- Mais enfin docteur, permettez que je m’interroge. Comment est-ce que cela a pu arriver ?
Et voilà ! On en revenait toujours à ça ! Il fallait expliquer l’origine du monde, remonter au big bang. Si j’avais perçu le moindre sens de l’humour chez elle, je lui aurais bien cité Molière : Ossabandus, nequeys, nequer, potarinum, quipsa milus. Voilà justement ce qui fait que votre fille est muette. Mais elle était peu réceptive et moi pas si sûr de ma citation latine.
- Oh je dirais une part de hasard, une part d’hérédité, une part de contingence extérieure.
Elle s’est mise à me fixer, avec dans les yeux une expression atterrée.
- Vous savez docteur, il y a quelque chose que je ne parviens toujours pas à comprendre…
- Mais chère mademoiselle, tout ne s’explique pas.
- Oui enfin, vous savez bien. Rien n’arrive tout à fait par hasard.
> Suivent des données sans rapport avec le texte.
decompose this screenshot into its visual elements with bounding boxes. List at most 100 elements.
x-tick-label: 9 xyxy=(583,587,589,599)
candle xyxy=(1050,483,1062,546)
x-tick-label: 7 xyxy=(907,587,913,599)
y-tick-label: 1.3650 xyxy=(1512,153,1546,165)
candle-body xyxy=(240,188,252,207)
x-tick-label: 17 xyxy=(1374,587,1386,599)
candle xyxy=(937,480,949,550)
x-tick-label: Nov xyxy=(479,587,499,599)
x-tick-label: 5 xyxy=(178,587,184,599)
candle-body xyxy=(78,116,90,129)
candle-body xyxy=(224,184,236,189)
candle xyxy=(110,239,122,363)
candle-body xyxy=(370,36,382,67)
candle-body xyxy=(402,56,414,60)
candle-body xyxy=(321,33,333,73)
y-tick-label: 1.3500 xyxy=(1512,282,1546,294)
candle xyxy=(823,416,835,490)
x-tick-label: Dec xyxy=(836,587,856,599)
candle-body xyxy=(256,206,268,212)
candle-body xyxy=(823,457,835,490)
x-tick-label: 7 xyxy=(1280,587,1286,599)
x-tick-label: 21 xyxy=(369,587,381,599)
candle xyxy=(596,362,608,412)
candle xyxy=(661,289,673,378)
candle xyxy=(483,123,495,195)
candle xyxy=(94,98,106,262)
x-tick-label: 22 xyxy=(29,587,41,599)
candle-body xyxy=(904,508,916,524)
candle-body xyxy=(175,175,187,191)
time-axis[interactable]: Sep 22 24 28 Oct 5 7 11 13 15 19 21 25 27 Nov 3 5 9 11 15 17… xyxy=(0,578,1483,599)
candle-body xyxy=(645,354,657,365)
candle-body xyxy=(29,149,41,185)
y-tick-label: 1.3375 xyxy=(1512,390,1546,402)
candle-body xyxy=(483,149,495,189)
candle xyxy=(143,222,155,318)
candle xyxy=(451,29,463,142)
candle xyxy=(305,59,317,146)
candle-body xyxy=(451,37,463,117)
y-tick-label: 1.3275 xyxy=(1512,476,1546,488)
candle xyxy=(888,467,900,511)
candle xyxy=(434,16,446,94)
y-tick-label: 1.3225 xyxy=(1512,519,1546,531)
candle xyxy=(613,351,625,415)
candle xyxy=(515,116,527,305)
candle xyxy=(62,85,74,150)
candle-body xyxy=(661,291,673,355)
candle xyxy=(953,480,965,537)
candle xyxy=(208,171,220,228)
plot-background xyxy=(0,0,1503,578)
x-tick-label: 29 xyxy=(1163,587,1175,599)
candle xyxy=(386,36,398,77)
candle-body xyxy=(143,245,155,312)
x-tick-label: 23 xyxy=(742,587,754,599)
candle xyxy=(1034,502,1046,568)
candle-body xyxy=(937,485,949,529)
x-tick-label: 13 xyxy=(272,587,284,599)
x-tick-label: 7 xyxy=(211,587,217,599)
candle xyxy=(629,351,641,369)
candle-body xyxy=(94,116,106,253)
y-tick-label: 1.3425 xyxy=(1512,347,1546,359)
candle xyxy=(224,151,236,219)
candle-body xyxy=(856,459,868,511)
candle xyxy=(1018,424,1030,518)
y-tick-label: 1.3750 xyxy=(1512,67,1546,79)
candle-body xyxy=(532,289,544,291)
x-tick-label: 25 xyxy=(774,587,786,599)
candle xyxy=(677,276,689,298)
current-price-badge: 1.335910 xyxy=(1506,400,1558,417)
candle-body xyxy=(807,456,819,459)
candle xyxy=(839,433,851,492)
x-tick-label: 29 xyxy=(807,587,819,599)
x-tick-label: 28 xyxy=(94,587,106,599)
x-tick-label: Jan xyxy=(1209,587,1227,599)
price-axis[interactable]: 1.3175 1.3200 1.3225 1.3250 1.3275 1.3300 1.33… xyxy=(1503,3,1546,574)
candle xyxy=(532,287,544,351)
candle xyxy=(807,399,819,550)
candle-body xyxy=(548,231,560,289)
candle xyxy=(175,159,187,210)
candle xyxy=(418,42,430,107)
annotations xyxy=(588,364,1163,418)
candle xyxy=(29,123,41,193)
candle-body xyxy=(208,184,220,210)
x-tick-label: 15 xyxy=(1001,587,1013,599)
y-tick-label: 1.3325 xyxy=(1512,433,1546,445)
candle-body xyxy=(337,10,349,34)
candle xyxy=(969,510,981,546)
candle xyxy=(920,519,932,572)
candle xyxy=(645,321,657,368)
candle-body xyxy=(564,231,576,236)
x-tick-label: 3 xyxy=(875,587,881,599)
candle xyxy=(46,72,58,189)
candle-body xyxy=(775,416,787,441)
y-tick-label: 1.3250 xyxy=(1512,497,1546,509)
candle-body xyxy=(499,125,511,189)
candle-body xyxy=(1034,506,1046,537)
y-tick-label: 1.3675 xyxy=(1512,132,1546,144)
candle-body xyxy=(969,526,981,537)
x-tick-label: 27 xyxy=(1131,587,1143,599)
- C’est ce que je m’efforce de vous dire. Nous considérons qu’il y a plutôt un faisceau de causes.
- Je sais bien que vous ne lisez pas dans le marc de café docteur mais vous diriez que nous avons combien de chances de parvenir à une guérison totale avant Noël ?
Là je décidai d’en finir, quitte à m’avancer au-delà du raisonnable.
- 100% ! Je suis formel.
La perspective d’une guérison totale ne pouvait qu’optimiser l’efficacité du traitement et accélérer son départ.
Ce jour là je n’ai pas déjeuné. Mademoiselle O’Brien est restée encore près de trente minutes dans mon bureau. J’ai signalé à ma secrétaire que pour cette patiente c’était double astérisque, et plus jamais de rendez-vous en fin de matinée.
J’ai une vie de famille, voyez-vous, et une femme qui trouve que je ne m’investis pas assez. Du coup, le week-end dernier, je me suis proposé pour me rendre à sa place à la réunion parents-profs au lycée.
Ce soir, après tous mes rendez-vous au cabinet, j’aurai une succession d’autres rendez-vous : anglais, maths, français. Je ne connais aucun professeur. J’ai, comme on l’aura compris, ma propre vision du corps enseignant, qui ne porte nulle part mieux son nom que dans mon cabinet.
Je rejoins ma fille à l’heure dite devant sa salle de classe et elle a l’air plutôt contente de me voir pénétrer dans son univers. Le premier rendez-vous est prévu avec sa prof d’anglais. Les entretiens ne doivent pas durer plus de dix minutes par élève, nous en avons été informés par écrit. Notre tour vient, je suis ma fille et me retrouve bientôt face à cette chère mademoiselle O’Brien.
J’ai du mal à masquer ma surprise. Alice a dû mentionner son nom plusieurs fois, mais je cloisonne mes vies de façon hermétique. Mademoiselle O’Brien, elle, n’est pas étonnée. Nous nous saluons courtoisement. Je ne peux pas m’empêcher de penser, non sans mesquinerie, que l’heure de ma revanche a enfin sonné.
Ma fille est une très bonne élève en anglais. Le rendez-vous aurait été une formalité si je n’avais pas été pris d’une malicieuse envie de faire durer un peu le plaisir. Dans le couloir la file d’attente des parents s’allonge et le brouhaha s’amplifie. Nous commençons par le passage en revue des notes. Objectivement, rien à dire. Mademoiselle O’Brien m’annonce sans sourciller : « Les analyses sont parfaites : Taux de sucre impeccable. Vitesse de sédimentation idéale. Aucune trace de cholestérol. » Je me ressaisis et lui demande de répéter moins vite, j’étais distrait.
- Alice travaille très bien. Elle est sérieuse et participe avec régularité. Ses notes sont en progrès constant. »
- Ce que j’ai un peu de mal à comprendre mademoiselle, c’est qu’avec tout le bien que vous m’en dites, Alice n’obtienne que quinze de moyenne.
Ma machine de guerre est en marche. Je jubile.